Ce n’est pas un régime tendre. Dans les années 2000, le président Loukachenko avait créé un escadron de la mort, des opposants kidnappés n’ont jamais été retrouvés. Des manifestants qui ont été relâchés disent avoir été torturés, il n’y a aucune raison de ne pas les croire. Loukachenko, qui essaie d’instaurer une sorte d’hystérie militaire en affirmant que l’OTAN lance des manœuvres militaires le long des frontières et que la Pologne veut s’emparer d’une partie de la Biélorussie, a demandé au président Poutine de préparer une réserve militaires des forces spéciales prêtes à investir le pays en cas de violences. Il faut dire que jusqu’à présent, les opposants se comportent de façon impeccable. Comme on ne les laisse pas occuper la chaussée, ils marchent le long des trottoirs ! 

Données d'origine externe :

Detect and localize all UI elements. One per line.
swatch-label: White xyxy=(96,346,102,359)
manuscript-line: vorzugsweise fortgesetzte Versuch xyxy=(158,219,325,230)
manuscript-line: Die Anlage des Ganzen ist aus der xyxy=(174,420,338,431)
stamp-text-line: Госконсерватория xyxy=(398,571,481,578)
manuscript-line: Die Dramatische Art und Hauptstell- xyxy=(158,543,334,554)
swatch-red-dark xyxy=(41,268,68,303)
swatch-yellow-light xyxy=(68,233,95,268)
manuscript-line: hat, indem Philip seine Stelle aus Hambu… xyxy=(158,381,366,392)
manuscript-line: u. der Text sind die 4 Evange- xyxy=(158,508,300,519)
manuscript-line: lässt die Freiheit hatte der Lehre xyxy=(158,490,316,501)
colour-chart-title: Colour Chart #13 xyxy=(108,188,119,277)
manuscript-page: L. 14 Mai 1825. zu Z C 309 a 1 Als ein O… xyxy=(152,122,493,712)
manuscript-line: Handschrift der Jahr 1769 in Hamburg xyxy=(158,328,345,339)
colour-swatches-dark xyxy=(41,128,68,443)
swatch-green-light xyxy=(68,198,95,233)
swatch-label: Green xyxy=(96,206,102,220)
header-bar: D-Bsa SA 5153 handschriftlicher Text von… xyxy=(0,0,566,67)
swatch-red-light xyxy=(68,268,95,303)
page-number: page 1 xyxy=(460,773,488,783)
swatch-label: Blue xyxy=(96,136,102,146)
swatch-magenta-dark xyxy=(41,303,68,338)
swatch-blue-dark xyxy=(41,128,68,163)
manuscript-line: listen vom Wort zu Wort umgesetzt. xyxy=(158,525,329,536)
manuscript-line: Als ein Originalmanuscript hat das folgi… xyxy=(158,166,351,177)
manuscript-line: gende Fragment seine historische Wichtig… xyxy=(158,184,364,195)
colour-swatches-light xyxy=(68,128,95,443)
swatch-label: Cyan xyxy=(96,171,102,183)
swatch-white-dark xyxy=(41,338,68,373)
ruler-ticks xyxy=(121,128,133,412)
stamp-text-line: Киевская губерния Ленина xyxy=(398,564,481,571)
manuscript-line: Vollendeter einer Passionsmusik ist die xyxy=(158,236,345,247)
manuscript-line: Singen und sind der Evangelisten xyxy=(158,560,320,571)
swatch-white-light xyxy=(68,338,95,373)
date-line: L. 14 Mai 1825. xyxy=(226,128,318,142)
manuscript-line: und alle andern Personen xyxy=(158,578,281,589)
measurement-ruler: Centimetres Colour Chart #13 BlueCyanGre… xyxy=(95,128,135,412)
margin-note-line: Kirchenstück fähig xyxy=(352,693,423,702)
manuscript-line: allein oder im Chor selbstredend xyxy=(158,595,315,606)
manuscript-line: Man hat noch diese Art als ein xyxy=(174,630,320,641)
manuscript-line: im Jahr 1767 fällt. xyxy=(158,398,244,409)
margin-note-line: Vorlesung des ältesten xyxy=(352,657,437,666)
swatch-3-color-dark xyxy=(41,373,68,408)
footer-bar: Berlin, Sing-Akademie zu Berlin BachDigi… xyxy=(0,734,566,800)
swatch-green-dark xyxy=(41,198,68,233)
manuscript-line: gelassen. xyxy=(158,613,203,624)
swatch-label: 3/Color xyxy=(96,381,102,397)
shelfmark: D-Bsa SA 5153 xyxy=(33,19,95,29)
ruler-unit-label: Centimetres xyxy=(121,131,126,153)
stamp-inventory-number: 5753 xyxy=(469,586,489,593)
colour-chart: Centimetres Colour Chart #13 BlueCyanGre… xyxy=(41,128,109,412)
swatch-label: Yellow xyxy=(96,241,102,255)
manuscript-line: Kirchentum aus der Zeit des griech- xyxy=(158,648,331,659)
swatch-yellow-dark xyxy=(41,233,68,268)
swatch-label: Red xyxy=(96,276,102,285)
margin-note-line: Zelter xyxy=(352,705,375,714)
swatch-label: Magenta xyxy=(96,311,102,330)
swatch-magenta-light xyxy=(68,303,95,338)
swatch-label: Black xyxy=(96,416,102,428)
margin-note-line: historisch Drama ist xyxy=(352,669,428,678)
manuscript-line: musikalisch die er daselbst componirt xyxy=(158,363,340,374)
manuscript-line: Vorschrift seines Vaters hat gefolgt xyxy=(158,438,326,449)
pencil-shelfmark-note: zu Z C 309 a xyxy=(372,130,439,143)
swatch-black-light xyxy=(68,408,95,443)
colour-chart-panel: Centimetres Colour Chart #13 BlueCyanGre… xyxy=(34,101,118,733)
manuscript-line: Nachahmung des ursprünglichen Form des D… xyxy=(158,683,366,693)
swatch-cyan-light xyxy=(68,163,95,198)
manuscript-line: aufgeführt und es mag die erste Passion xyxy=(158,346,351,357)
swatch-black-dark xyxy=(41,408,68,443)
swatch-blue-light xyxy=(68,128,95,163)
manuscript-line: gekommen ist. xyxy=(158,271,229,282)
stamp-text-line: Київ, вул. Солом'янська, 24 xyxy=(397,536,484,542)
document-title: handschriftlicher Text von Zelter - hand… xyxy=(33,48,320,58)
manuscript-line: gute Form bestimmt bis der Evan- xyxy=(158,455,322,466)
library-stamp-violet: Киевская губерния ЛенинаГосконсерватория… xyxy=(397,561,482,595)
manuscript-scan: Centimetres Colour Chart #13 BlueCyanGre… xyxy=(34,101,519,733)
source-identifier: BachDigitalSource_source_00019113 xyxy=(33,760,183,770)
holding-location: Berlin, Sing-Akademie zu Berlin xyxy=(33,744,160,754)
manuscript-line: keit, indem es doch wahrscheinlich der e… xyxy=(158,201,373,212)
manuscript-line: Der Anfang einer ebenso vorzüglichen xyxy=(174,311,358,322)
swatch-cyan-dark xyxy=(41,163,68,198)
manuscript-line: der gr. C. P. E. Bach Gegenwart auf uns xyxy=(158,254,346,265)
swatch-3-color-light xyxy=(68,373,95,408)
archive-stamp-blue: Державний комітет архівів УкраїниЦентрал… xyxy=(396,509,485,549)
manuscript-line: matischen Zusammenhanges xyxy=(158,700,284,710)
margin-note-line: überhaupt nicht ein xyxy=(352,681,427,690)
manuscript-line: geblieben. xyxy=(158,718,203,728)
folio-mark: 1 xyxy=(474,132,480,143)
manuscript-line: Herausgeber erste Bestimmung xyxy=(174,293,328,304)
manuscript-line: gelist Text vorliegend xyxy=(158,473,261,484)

Quel rôle joue Svetlana Alexievitch, prix Nobel de littérature biélorusse, au sein du mouvement de contestation ?

Svetlana Alexievitch fait partie du présidium du Conseil de l’opposition. Elle s’est adressée à Alexandre Loukachenko en l’appelant à quitter le pouvoir. Mais elle n’a pas fait d’autres déclarations, à part une interview ou deux, et je ne pense pas qu’elle souhaite se mettre à la tête du mouvement. En réalité, c’aurait été superbe, car elle est l’unique prix Nobel en Biélorussie, et sa voix aurait été entendue par le monde entier. Mais d’une part elle avoue avoir des ennuis de santé, et d’autre part, elle n’a pas le tempérament d’un tribun. Elle répète souvent que la place de l’écrivain n’est pas sur les barricades. Mais, si la situation devient critique, on entendra sa voix !

*Auteure de Le régime immortel : la guerre sacrée de Poutine, Ed. Premier Parallèle.